Nella Parte IV (che, nella premessa viene indicata come facoltativa per chi fosse interessato esclusivamente al diritto penale tributario, ma che è densissima di spunti per chi non intenda sottrarsi ai temi, di portata generale, della interpretazione del diritto, delle esigenze di prevedibilità delle decisioni, della correlazione tra attività interpretativa e applicativa, da un lato, e costruzione di sedi istituzionalizzate di confronto tra operatori, dall’altro), dedicata ai profili organizzativi e formativi, si ricorda che l’approfondimento plurale che ha condotto alla nascita del libro è nato dai laboratori misti fiorentini di formazione della magistratura onoraria, che hanno visto il coinvolgimento dell’avvocatura, dell’accademia e dei magistrati, nella duplice prospettiva operativa, requirente e giudicante.

Piuttosto che immaginare forme di separazione istituzionale degli operatori è sul dialogo nella diversità di visuali che occorre puntare; e questo sia attraverso la creazione, come appunto nei laboratori toscani dei quali s’è detto, di luoghi di confronto non autoreferenziali sia attraverso moduli organizzativi che perseguano modelli di ricerca di soluzioni applicative consapevoli delle diverse facce del prisma regolatorio.

La preoccupazione per modelli verticistici di soluzione dei problemi interpretativi e applicativi dovrebbe accomunare tutti i soggetti interessati all’autonomia della magistratura in un momento nel quale affiora la tentazione di affrontare il serio problema della certezza e della prevedibilità (e della conseguente preoccupazione per non meditati overruling[5]) nei termini semplicistici di direttive verticali[6], laddove l’idea di un’interpretazione partecipante[7] conduce a intendere il discorso giuridico come strumento per tessere una forma di vita comune[8] e per recuperare, in tempi nei quali costante è il richiamo alla dimensione antropocentrica degli strumenti di intelligenza artificiale[9], la dimensione umana ed esperienziale dell’attività interpretativa[10].

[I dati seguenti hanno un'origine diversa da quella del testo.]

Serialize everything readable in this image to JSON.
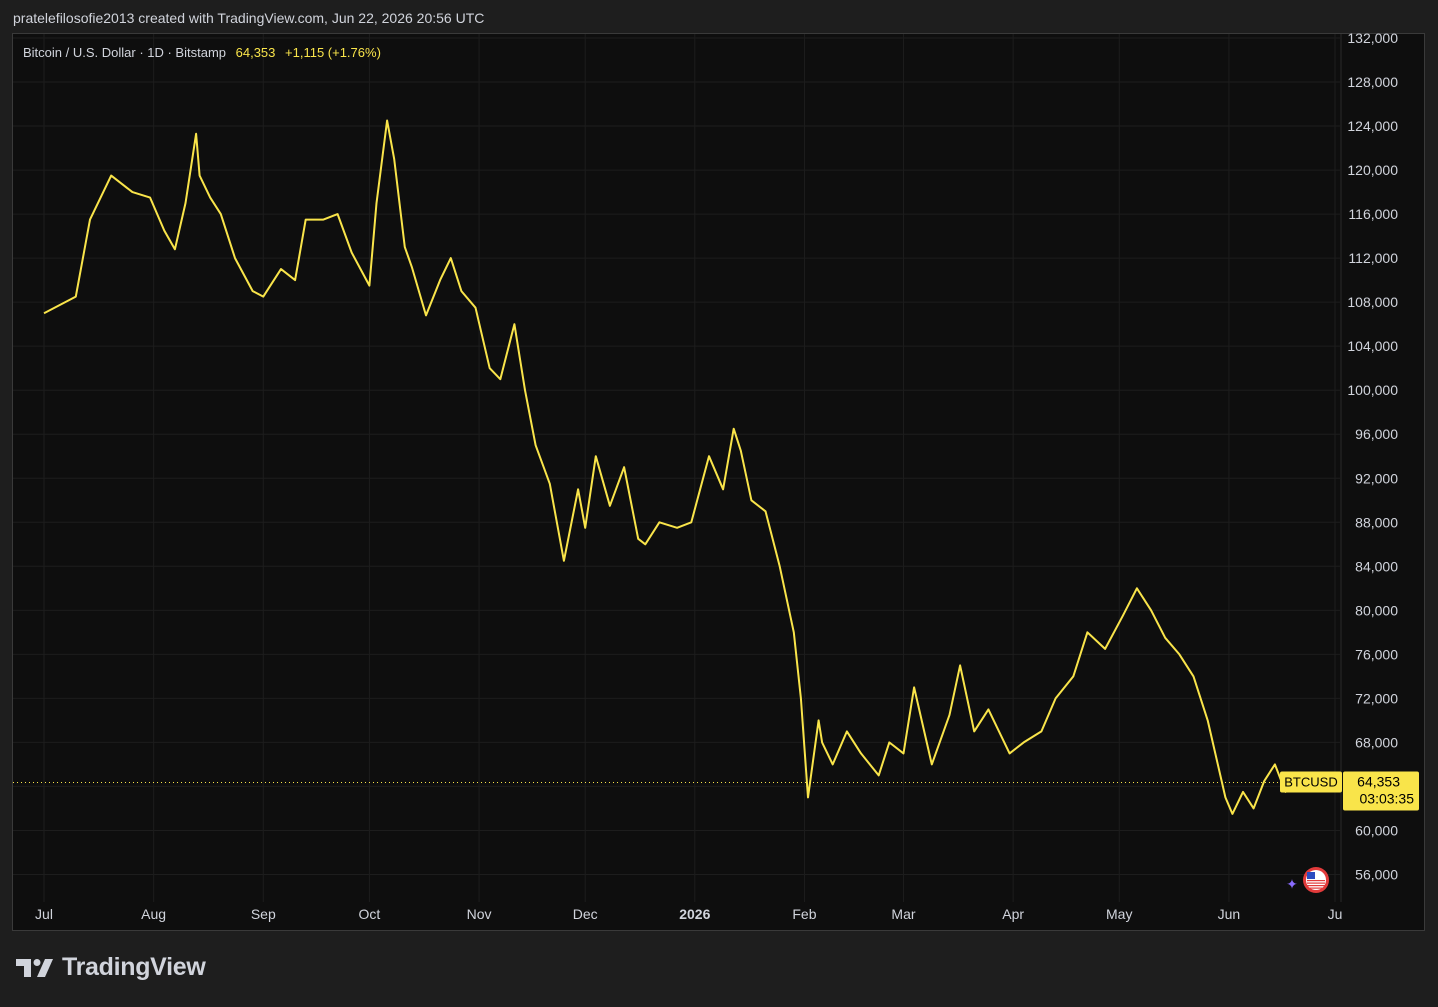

In realtà, come abbiamo già in passato osservato, è un dato acquisito la distinzione tra le disposizioni e le norme, le quali ultime identificano il significato attributo ai documenti espressi dalle fonti di produzione del diritto[11]. E la questione centrale è piuttosto quella rappresentata dall’analisi dell'oggetto dell'interpretazione che, secondo una condivisibile ricostruzione[12], ha riguardo non ai singoli termini della proposizione normativa, ma all'enunciato, giacché solo questa modalità operativa — unitamente al controllo razionale delle argomentazioni[13] - consente di ridurre gli inconvenienti derivanti dall’ordinaria vaghezza o indeterminatezza delle parole di per sé considerate. 

Tuttavia, il tema della discrezionalità interpretativa del giudice in un contesto assiologico plurale, ossia la tensione tra il rispetto di valori condivisi dalla maggioranza e la tutela di istanze individuali correlate all’esercizio di diritti dei quali si reclama il carattere fondamentale[14], impone di provare a fare chiarezza sulle premesse argomentative e sulla coerenza del sistema che la scelta decisionale va a tracciare.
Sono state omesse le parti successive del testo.